First, is there even any benefit to the remediation, because "remediation has been referred to as the Bermuda Triangle of postsecondary education, because the majority of those who enter never make it out. " 

The second point is so obvious I feel foolish for not having originally considered it. 

Maybe the placement tests just suck.

Scott-Clayton, whose research covers this very subject, says "the tests commonly used to screen for college readiness are only weakly related to college outcomes" and cites two studies mentioned in another NYT piece that say so. Students who go on to have trouble in college pass the test, and students who would have done just fine fail it. This is a murky area of coulda-woulda-shoulda, but Scott-Clayton estimates that one in four remediated math students could have pulled B-or-better grades without remediation, and one in three English students would have done the same in freshman comp.

Scott-Clayton further figures that remediation rates could be dropped by 8 to 12 percent just by exempting strong high school students from placement tests, with no drop in the college's pass-fail rate. At the very least, this would be a cheaper solution that re-tooling the entire US public secondary school system.

Scott-Clayton posits that this system remains in place, like medical screening, because you can regret failing to catch a Bad Thing before it happened, but little regret is involved in pursuing a solution that may not have been necessary. I mean, as long as we've had a dog, our home has not been attacked by Vikings. Maybe we don't need a big floppy chocolate lab to keep the Vikings away, but do we want to take that chance? I think not.

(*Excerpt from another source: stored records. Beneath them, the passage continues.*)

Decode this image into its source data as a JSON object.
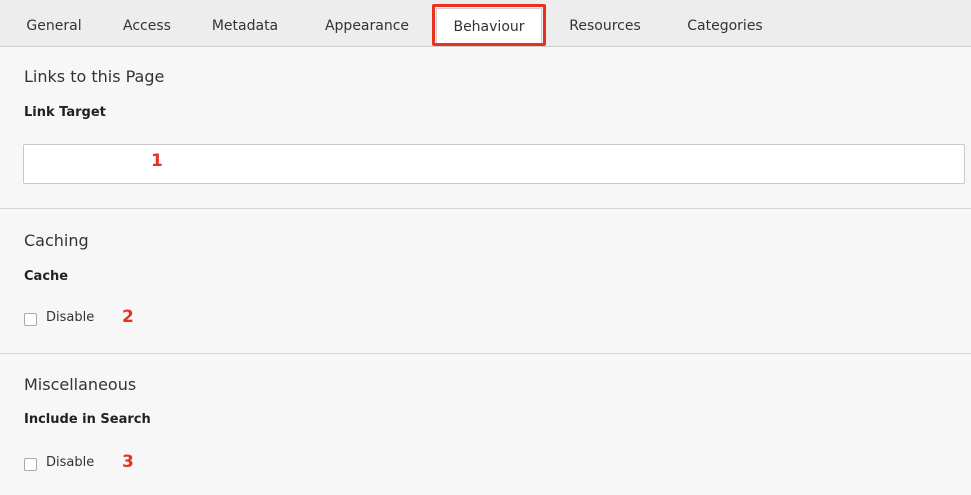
{
  "tabs": [
    {
      "label": "General"
    },
    {
      "label": "Access"
    },
    {
      "label": "Metadata"
    },
    {
      "label": "Appearance"
    },
    {
      "label": "Behaviour"
    },
    {
      "label": "Resources"
    },
    {
      "label": "Categories"
    }
  ],
  "active_tab": "Behaviour",
  "sections": {
    "links": {
      "title": "Links to this Page",
      "field_label": "Link Target",
      "input_value": "",
      "marker": "1"
    },
    "caching": {
      "title": "Caching",
      "field_label": "Cache",
      "checkbox_label": "Disable",
      "checked": false,
      "marker": "2"
    },
    "misc": {
      "title": "Miscellaneous",
      "field_label": "Include in Search",
      "checkbox_label": "Disable",
      "checked": false,
      "marker": "3"
    }
  },
  "colors": {
    "annotation": "#e8321f",
    "background": "#f7f7f7",
    "tabbar": "#ededed"
  }
}
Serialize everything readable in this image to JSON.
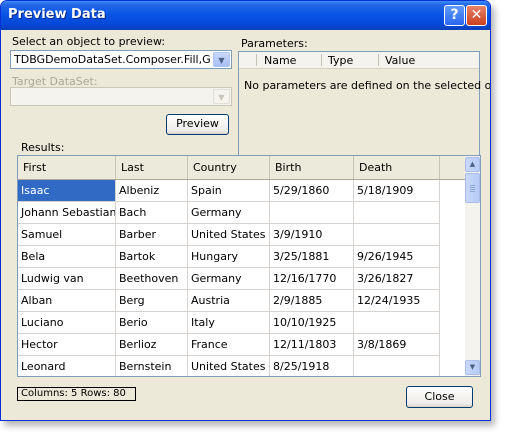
{
  "window": {
    "title": "Preview Data",
    "help_glyph": "?",
    "close_glyph": "✕"
  },
  "left": {
    "object_label": "Select an object to preview:",
    "object_value": "TDBGDemoDataSet.Composer.Fill,GetData",
    "target_label": "Target DataSet:",
    "target_value": "",
    "preview_button": "Preview"
  },
  "parameters": {
    "label": "Parameters:",
    "columns": [
      "Name",
      "Type",
      "Value"
    ],
    "empty_message": "No parameters are defined on the selected object."
  },
  "results": {
    "label": "Results:",
    "columns": [
      "First",
      "Last",
      "Country",
      "Birth",
      "Death"
    ],
    "rows": [
      [
        "Isaac",
        "Albeniz",
        "Spain",
        "5/29/1860",
        "5/18/1909"
      ],
      [
        "Johann Sebastian",
        "Bach",
        "Germany",
        "",
        ""
      ],
      [
        "Samuel",
        "Barber",
        "United States",
        "3/9/1910",
        ""
      ],
      [
        "Bela",
        "Bartok",
        "Hungary",
        "3/25/1881",
        "9/26/1945"
      ],
      [
        "Ludwig van",
        "Beethoven",
        "Germany",
        "12/16/1770",
        "3/26/1827"
      ],
      [
        "Alban",
        "Berg",
        "Austria",
        "2/9/1885",
        "12/24/1935"
      ],
      [
        "Luciano",
        "Berio",
        "Italy",
        "10/10/1925",
        ""
      ],
      [
        "Hector",
        "Berlioz",
        "France",
        "12/11/1803",
        "3/8/1869"
      ],
      [
        "Leonard",
        "Bernstein",
        "United States",
        "8/25/1918",
        ""
      ]
    ],
    "selected_row": 0,
    "selected_column": 0
  },
  "status": {
    "text": "Columns: 5    Rows: 80"
  },
  "close_button": "Close",
  "icons": {
    "dropdown": "chevron-down-icon",
    "scroll_up": "scroll-up-icon",
    "scroll_down": "scroll-down-icon"
  },
  "colors": {
    "titlebar": "#0a55e6",
    "selection": "#316ac5",
    "face": "#ece9d8"
  }
}
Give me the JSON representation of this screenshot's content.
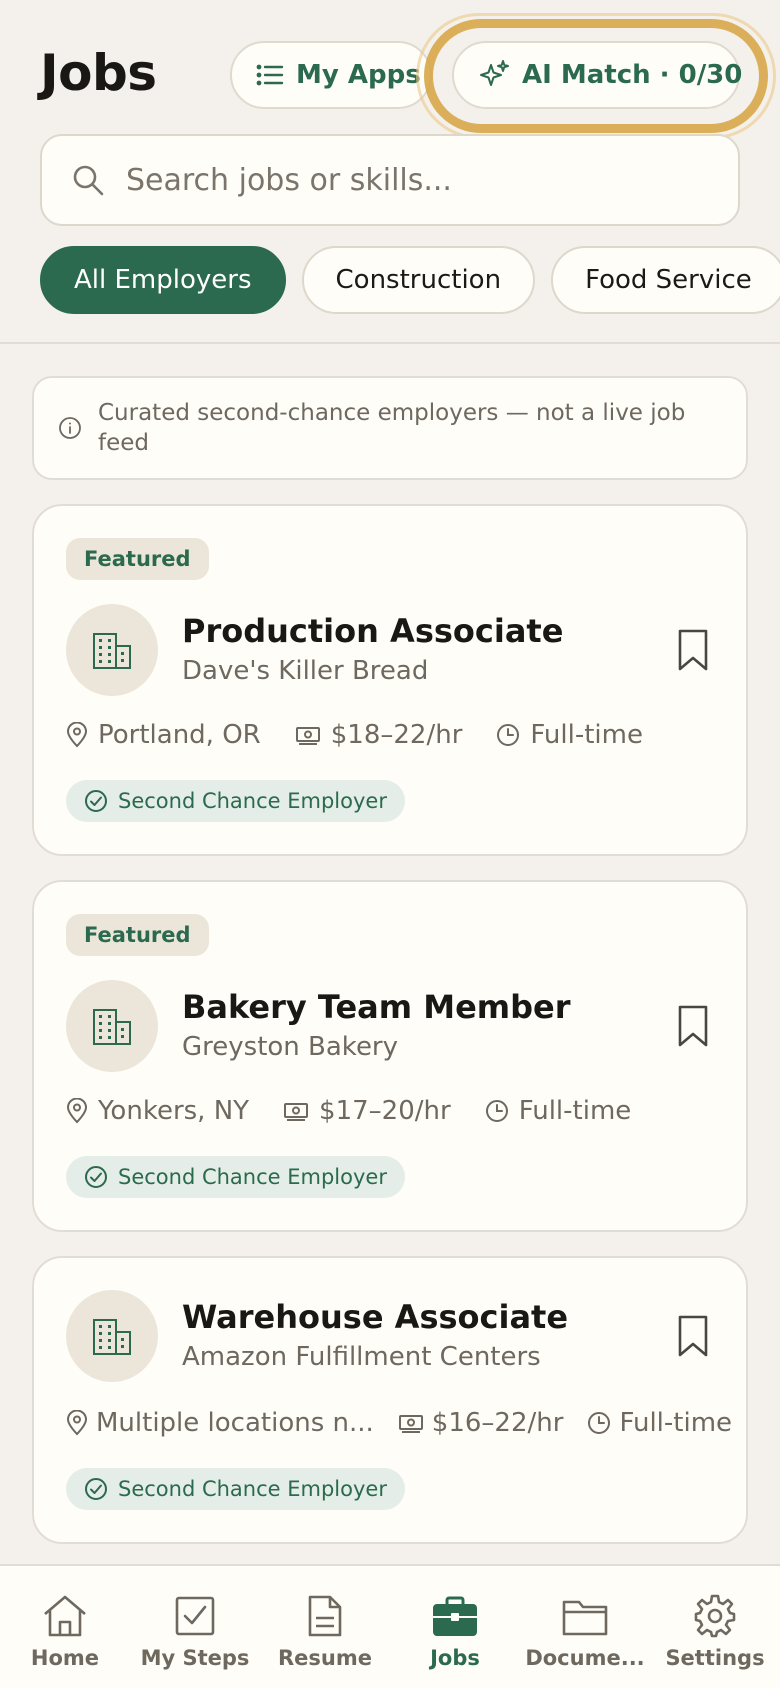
{
  "header": {
    "title": "Jobs",
    "my_apps_label": "My Apps",
    "ai_match_label": "AI Match · 0/30"
  },
  "search": {
    "placeholder": "Search jobs or skills..."
  },
  "filters": [
    {
      "label": "All Employers",
      "active": true
    },
    {
      "label": "Construction",
      "active": false
    },
    {
      "label": "Food Service",
      "active": false
    }
  ],
  "notice": {
    "text": "Curated second-chance employers — not a live job feed"
  },
  "jobs": [
    {
      "featured_label": "Featured",
      "title": "Production Associate",
      "employer": "Dave's Killer Bread",
      "location": "Portland, OR",
      "pay": "$18–22/hr",
      "schedule": "Full-time",
      "badge": "Second Chance Employer"
    },
    {
      "featured_label": "Featured",
      "title": "Bakery Team Member",
      "employer": "Greyston Bakery",
      "location": "Yonkers, NY",
      "pay": "$17–20/hr",
      "schedule": "Full-time",
      "badge": "Second Chance Employer"
    },
    {
      "title": "Warehouse Associate",
      "employer": "Amazon Fulfillment Centers",
      "location": "Multiple locations n...",
      "pay": "$16–22/hr",
      "schedule": "Full-time",
      "badge": "Second Chance Employer"
    }
  ],
  "nav": [
    {
      "label": "Home",
      "icon": "home-icon"
    },
    {
      "label": "My Steps",
      "icon": "checkbox-icon"
    },
    {
      "label": "Resume",
      "icon": "document-icon"
    },
    {
      "label": "Jobs",
      "icon": "briefcase-icon",
      "active": true
    },
    {
      "label": "Docume...",
      "icon": "folder-icon"
    },
    {
      "label": "Settings",
      "icon": "gear-icon"
    }
  ],
  "colors": {
    "brand_green": "#2b6a4e",
    "highlight_ring": "#d6a23f",
    "background": "#f4f1ec",
    "card": "#fffdf8"
  }
}
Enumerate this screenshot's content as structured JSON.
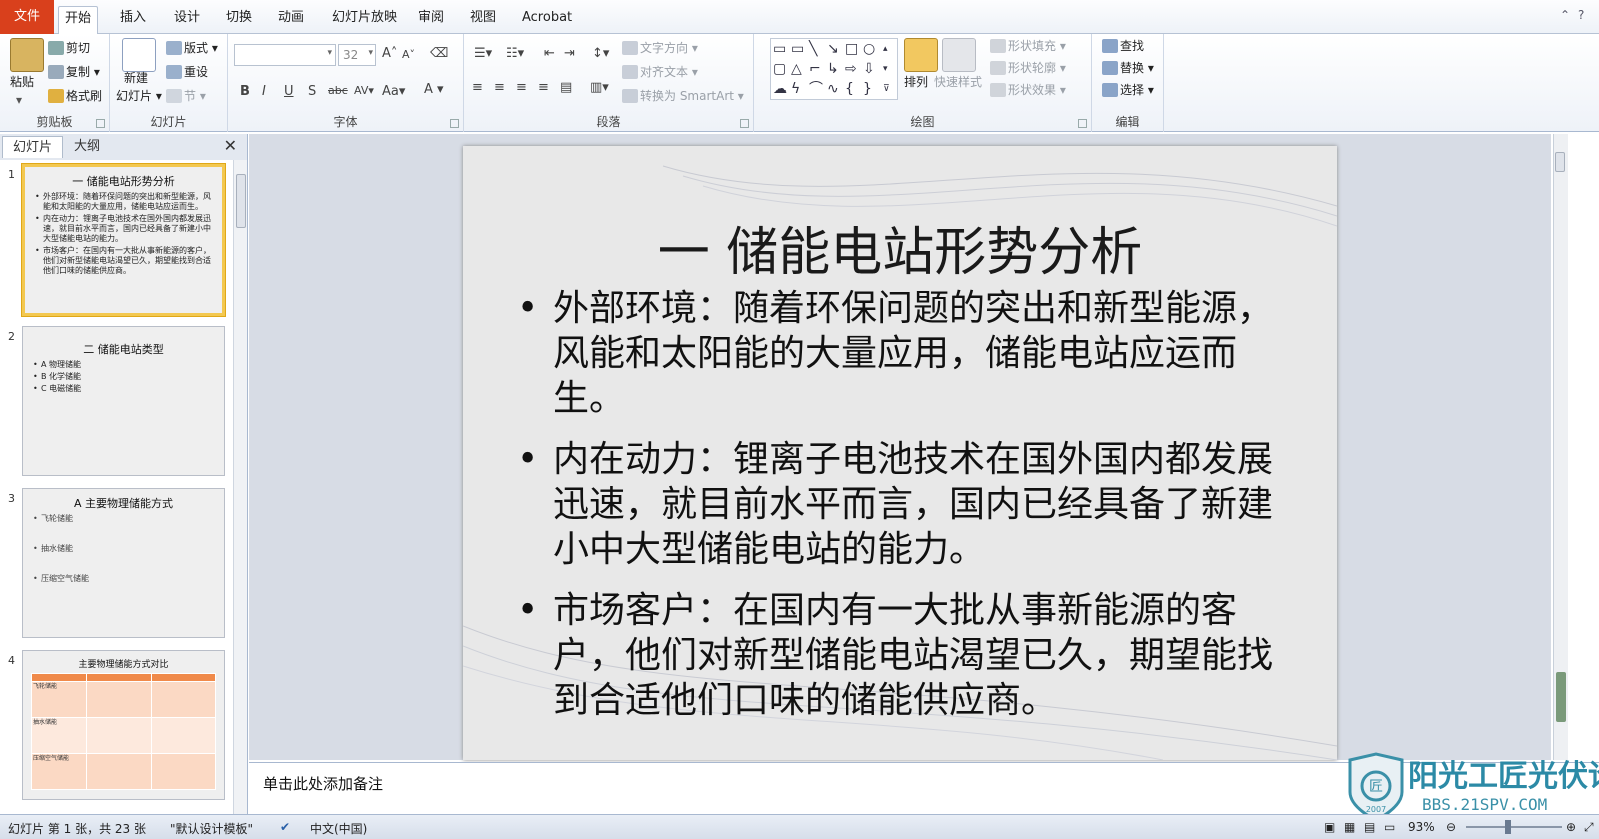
{
  "tabs": {
    "file": "文件",
    "items": [
      "开始",
      "插入",
      "设计",
      "切换",
      "动画",
      "幻灯片放映",
      "审阅",
      "视图",
      "Acrobat"
    ]
  },
  "ribbon": {
    "clipboard": {
      "paste": "粘贴",
      "cut": "剪切",
      "copy": "复制",
      "format_painter": "格式刷",
      "label": "剪贴板"
    },
    "slides": {
      "new_slide": "新建",
      "new_slide2": "幻灯片",
      "layout": "版式",
      "reset": "重设",
      "section": "节",
      "label": "幻灯片"
    },
    "font": {
      "size": "32",
      "bold": "B",
      "italic": "I",
      "underline": "U",
      "shadow": "S",
      "strike": "abc",
      "spacing": "AV",
      "case": "Aa",
      "color": "A",
      "grow": "A",
      "shrink": "A",
      "label": "字体"
    },
    "paragraph": {
      "text_direction": "文字方向",
      "align_text": "对齐文本",
      "smartart": "转换为 SmartArt",
      "label": "段落"
    },
    "drawing": {
      "arrange": "排列",
      "quick_styles": "快速样式",
      "shape_fill": "形状填充",
      "shape_outline": "形状轮廓",
      "shape_effects": "形状效果",
      "label": "绘图"
    },
    "editing": {
      "find": "查找",
      "replace": "替换",
      "select": "选择",
      "label": "编辑"
    }
  },
  "left_panel": {
    "tabs": [
      "幻灯片",
      "大纲"
    ],
    "thumbs": [
      {
        "num": "1",
        "title": "一 储能电站形势分析",
        "bullets": [
          "外部环境：随着环保问题的突出和新型能源，风能和太阳能的大量应用，储能电站应运而生。",
          "内在动力：锂离子电池技术在国外国内都发展迅速，就目前水平而言，国内已经具备了新建小中大型储能电站的能力。",
          "市场客户：在国内有一大批从事新能源的客户，他们对新型储能电站渴望已久，期望能找到合适他们口味的储能供应商。"
        ]
      },
      {
        "num": "2",
        "title": "二 储能电站类型",
        "bullets": [
          "A 物理储能",
          "B 化学储能",
          "C 电磁储能"
        ]
      },
      {
        "num": "3",
        "title": "A 主要物理储能方式",
        "bullets": [
          "飞轮储能",
          "抽水储能",
          "压缩空气储能"
        ]
      },
      {
        "num": "4",
        "title": "主要物理储能方式对比",
        "rows": [
          "飞轮储能",
          "抽水储能",
          "压缩空气储能"
        ]
      }
    ]
  },
  "slide": {
    "title": "一 储能电站形势分析",
    "bullets": [
      "外部环境：随着环保问题的突出和新型能源，风能和太阳能的大量应用，储能电站应运而生。",
      "内在动力：锂离子电池技术在国外国内都发展迅速，就目前水平而言，国内已经具备了新建小中大型储能电站的能力。",
      "市场客户：在国内有一大批从事新能源的客户，他们对新型储能电站渴望已久，期望能找到合适他们口味的储能供应商。"
    ]
  },
  "notes_placeholder": "单击此处添加备注",
  "status": {
    "slide_info": "幻灯片 第 1 张，共 23 张",
    "theme": "\"默认设计模板\"",
    "language": "中文(中国)",
    "zoom": "93%"
  },
  "logo": {
    "name": "阳光工匠光伏论坛",
    "url": "BBS.21SPV.COM",
    "year": "2007"
  },
  "colors": {
    "file_tab": "#d9401c",
    "accent": "#f3c850"
  }
}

So once again we find that Common Core supporters are trying to sell the Core as a solution that won't work for a problem we don't have. Well, actually, it might work. Since the real problem is that too many incoming freshmen are failing poorly designed standardized placement exams, giving them more high school training taking badly designed standardized tests might indeed fix the problem. Of course, so would throwing the exams out the window and just focusing on actual education. We could prepare them to take college courses instead of preparing them for college placement exams. But we wouldn't want to get too crazy. Vikings, you know.